His award-winning design, aptly titled 'Lyttelton Landing', refreshingly and compellingly contradicts the notion that space affords more opportunity for creative play. The joy and pride taken in its creation is palpable - from its cleverly designed concrete foundations and sculptural tree shaped posts that see the house seemingly floating about the land, through to the flow of the layout.
Deceptively spacious, the 66m² main dwelling area benefits from high ceilings reaching up to the heavens, and full-height wooden doors and windows that capture sun and offer impressive views. Eight structural steel boxes make up this main dwelling built from structural cross-laminated timber panels that bolt into a steel frame.
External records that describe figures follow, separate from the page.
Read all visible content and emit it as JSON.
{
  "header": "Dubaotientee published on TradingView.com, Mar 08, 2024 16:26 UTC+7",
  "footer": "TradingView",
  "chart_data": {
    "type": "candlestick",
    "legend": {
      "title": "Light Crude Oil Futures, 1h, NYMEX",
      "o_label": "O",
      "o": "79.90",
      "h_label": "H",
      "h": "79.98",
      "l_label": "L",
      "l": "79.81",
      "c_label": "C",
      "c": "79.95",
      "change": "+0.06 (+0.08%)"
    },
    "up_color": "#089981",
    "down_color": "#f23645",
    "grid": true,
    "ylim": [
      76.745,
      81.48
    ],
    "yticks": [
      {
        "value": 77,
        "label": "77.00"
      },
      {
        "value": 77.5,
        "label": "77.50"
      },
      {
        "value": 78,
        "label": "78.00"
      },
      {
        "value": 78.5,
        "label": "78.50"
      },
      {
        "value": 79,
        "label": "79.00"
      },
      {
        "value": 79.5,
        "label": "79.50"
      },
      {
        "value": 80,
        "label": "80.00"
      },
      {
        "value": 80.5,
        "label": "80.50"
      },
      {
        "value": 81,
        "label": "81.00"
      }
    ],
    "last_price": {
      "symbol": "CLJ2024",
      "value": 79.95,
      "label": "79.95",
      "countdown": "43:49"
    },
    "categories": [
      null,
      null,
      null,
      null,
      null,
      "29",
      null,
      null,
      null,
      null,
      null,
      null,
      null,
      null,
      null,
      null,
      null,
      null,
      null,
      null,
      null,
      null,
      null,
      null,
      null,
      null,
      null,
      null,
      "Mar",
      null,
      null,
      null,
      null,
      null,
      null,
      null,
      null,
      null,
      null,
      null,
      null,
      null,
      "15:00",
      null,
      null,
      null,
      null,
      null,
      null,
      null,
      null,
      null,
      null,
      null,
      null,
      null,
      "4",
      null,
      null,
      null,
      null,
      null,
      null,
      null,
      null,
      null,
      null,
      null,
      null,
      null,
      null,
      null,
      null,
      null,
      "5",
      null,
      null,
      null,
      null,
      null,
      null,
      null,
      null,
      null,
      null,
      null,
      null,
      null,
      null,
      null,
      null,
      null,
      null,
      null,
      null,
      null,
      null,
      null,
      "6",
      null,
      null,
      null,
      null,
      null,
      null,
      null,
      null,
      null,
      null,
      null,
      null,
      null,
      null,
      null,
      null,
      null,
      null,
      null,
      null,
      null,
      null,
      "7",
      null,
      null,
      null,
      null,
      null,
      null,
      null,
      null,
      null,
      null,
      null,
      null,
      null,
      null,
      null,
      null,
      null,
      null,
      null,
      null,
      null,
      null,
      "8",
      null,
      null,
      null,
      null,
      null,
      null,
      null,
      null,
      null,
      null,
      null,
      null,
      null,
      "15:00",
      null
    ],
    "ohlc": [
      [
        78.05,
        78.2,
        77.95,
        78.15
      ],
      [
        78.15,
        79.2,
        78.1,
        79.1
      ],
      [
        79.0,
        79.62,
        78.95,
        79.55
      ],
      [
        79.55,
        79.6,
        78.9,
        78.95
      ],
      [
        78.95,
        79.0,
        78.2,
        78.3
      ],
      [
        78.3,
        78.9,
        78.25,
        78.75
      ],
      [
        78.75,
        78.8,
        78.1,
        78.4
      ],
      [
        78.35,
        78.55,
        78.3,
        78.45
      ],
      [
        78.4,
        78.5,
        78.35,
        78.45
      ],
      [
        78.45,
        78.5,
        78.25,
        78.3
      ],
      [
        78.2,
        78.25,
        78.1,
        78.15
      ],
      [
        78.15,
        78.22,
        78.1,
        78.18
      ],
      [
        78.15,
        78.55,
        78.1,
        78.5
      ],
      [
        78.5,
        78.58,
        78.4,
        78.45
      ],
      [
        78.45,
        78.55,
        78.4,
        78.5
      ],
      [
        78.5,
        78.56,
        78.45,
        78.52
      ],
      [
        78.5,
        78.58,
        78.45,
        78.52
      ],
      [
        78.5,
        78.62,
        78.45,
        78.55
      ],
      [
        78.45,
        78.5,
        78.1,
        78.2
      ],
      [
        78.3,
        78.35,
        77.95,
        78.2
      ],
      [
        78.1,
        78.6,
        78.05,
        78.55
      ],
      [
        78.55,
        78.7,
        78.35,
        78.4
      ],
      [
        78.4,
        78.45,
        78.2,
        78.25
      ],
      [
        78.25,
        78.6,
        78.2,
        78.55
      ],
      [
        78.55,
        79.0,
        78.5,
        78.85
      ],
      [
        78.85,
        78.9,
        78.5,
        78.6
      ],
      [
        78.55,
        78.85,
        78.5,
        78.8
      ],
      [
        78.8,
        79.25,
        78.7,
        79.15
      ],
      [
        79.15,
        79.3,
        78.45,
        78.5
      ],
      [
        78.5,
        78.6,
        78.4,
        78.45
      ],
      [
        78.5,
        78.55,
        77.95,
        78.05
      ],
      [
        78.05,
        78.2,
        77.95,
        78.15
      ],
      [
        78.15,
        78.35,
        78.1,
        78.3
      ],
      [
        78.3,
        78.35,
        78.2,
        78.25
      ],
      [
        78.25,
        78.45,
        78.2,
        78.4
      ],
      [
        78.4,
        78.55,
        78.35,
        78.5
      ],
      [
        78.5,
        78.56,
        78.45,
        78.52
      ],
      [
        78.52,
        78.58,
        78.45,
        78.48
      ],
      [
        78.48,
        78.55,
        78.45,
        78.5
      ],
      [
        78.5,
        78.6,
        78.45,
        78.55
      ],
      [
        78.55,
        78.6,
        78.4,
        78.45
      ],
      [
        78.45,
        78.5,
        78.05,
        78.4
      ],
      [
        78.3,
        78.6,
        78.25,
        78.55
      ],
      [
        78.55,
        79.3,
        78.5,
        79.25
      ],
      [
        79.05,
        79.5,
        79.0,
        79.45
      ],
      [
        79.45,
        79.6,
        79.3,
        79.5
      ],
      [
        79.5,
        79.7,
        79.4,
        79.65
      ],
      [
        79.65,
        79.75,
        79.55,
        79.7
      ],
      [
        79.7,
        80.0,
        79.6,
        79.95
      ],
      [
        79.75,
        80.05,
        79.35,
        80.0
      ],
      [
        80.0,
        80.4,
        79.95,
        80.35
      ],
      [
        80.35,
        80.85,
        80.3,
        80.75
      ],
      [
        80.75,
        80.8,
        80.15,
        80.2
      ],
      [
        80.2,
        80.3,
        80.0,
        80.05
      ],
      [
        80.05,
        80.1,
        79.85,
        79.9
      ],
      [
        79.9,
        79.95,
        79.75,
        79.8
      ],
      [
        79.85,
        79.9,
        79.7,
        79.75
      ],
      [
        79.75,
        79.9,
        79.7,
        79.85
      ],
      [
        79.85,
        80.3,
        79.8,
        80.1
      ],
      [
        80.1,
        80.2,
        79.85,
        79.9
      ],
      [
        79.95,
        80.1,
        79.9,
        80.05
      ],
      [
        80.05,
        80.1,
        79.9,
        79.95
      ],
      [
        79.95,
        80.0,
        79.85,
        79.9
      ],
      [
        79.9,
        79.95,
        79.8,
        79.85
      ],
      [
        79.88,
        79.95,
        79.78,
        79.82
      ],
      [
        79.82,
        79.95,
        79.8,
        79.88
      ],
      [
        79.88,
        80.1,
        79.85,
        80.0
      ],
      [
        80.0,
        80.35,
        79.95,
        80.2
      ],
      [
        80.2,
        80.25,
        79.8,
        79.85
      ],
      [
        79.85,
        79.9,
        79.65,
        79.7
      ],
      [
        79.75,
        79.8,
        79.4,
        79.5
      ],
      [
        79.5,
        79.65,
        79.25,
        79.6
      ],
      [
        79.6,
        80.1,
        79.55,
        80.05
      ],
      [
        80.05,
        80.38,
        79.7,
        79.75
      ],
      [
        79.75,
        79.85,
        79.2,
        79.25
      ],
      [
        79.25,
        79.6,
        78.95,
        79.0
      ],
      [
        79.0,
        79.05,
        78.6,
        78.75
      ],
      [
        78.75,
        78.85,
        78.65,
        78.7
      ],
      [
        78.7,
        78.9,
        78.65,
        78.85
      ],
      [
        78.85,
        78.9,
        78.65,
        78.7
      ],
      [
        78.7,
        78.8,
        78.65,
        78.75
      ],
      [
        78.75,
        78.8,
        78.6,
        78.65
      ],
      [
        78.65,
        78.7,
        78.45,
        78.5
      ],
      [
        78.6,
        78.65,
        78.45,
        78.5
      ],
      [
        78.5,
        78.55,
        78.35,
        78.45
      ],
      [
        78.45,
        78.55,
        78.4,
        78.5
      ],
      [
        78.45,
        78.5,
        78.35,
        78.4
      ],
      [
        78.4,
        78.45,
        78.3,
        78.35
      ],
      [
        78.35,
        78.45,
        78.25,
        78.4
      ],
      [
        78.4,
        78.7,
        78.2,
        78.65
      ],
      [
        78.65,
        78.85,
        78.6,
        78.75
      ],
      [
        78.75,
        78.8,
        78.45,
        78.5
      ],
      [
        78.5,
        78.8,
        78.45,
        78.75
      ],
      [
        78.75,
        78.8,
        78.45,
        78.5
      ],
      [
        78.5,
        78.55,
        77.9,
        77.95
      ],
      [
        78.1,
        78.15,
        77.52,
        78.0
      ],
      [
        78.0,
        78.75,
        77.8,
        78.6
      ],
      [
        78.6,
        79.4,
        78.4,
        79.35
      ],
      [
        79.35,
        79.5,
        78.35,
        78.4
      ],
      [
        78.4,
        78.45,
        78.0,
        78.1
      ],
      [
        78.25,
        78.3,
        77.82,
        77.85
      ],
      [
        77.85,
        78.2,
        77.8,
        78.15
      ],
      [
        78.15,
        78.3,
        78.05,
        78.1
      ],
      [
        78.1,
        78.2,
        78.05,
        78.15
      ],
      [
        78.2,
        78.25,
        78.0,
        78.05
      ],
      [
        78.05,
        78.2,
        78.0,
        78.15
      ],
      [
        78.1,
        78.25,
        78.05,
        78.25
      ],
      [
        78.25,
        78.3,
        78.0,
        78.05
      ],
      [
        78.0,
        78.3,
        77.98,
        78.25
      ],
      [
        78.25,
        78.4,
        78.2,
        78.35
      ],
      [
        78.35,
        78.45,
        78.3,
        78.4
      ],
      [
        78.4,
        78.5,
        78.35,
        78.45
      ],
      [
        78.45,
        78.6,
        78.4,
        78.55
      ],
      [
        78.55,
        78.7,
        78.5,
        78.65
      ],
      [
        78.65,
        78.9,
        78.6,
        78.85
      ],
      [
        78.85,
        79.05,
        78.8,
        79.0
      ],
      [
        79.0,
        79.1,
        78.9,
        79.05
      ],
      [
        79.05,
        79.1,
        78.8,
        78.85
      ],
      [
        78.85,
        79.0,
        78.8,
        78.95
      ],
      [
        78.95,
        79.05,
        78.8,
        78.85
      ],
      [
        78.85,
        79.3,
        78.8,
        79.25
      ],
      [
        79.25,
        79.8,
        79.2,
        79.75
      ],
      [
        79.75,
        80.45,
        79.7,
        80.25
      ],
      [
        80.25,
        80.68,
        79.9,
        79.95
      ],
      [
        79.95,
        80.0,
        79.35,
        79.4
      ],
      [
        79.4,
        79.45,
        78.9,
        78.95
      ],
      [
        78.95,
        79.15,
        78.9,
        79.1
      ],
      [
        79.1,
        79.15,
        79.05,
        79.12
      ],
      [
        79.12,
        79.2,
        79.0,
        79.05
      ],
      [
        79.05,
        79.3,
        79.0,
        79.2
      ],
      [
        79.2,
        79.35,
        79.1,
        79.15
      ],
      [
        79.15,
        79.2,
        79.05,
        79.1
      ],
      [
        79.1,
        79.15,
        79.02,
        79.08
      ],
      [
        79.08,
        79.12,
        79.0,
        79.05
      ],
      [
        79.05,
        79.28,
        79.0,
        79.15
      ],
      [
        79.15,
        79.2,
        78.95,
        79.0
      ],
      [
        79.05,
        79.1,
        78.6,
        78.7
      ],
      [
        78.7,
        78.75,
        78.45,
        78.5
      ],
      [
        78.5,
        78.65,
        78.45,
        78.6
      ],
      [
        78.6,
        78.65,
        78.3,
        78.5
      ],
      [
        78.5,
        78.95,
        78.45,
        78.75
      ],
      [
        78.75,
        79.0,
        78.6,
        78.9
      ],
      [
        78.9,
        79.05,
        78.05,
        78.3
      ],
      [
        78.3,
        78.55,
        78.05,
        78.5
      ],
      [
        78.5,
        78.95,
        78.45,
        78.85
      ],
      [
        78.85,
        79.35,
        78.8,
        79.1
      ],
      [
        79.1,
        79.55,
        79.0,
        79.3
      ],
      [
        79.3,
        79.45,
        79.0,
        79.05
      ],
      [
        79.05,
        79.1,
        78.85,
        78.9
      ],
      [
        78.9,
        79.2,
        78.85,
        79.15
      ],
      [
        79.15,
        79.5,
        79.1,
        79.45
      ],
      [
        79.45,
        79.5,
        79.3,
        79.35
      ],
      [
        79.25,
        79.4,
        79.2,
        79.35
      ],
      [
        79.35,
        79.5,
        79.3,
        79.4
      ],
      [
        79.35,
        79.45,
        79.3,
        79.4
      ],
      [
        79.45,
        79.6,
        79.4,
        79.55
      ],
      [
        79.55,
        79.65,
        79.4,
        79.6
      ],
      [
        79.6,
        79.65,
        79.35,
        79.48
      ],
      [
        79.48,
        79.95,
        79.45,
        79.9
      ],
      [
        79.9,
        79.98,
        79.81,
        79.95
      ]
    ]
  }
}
This flexible construction method speaks to the transitional architecture witnessed in Christchurch post-earthquake, and minimal wastage was achieved by ordering materials to size.
The interior is an inspiring juxtaposition of recycled and custom-made fittings, and exposes the strong, repetitive lines of the steel boxes along the walls, ceilings and floors.
The vision behind the project is best summed up by the judges who said: "This project pulls together an eclectic range of reclaimed materials that gesture to its place in time and space. It is held together by a rigorous organisational principle that is reflected in the structure. The result is a building that offers a real vitality to its site and to its occupants.
"The house feels simultaneously old and new - the materials mostly come with a patina of age, somehow together offering an authenticity that is often sought and seldom found."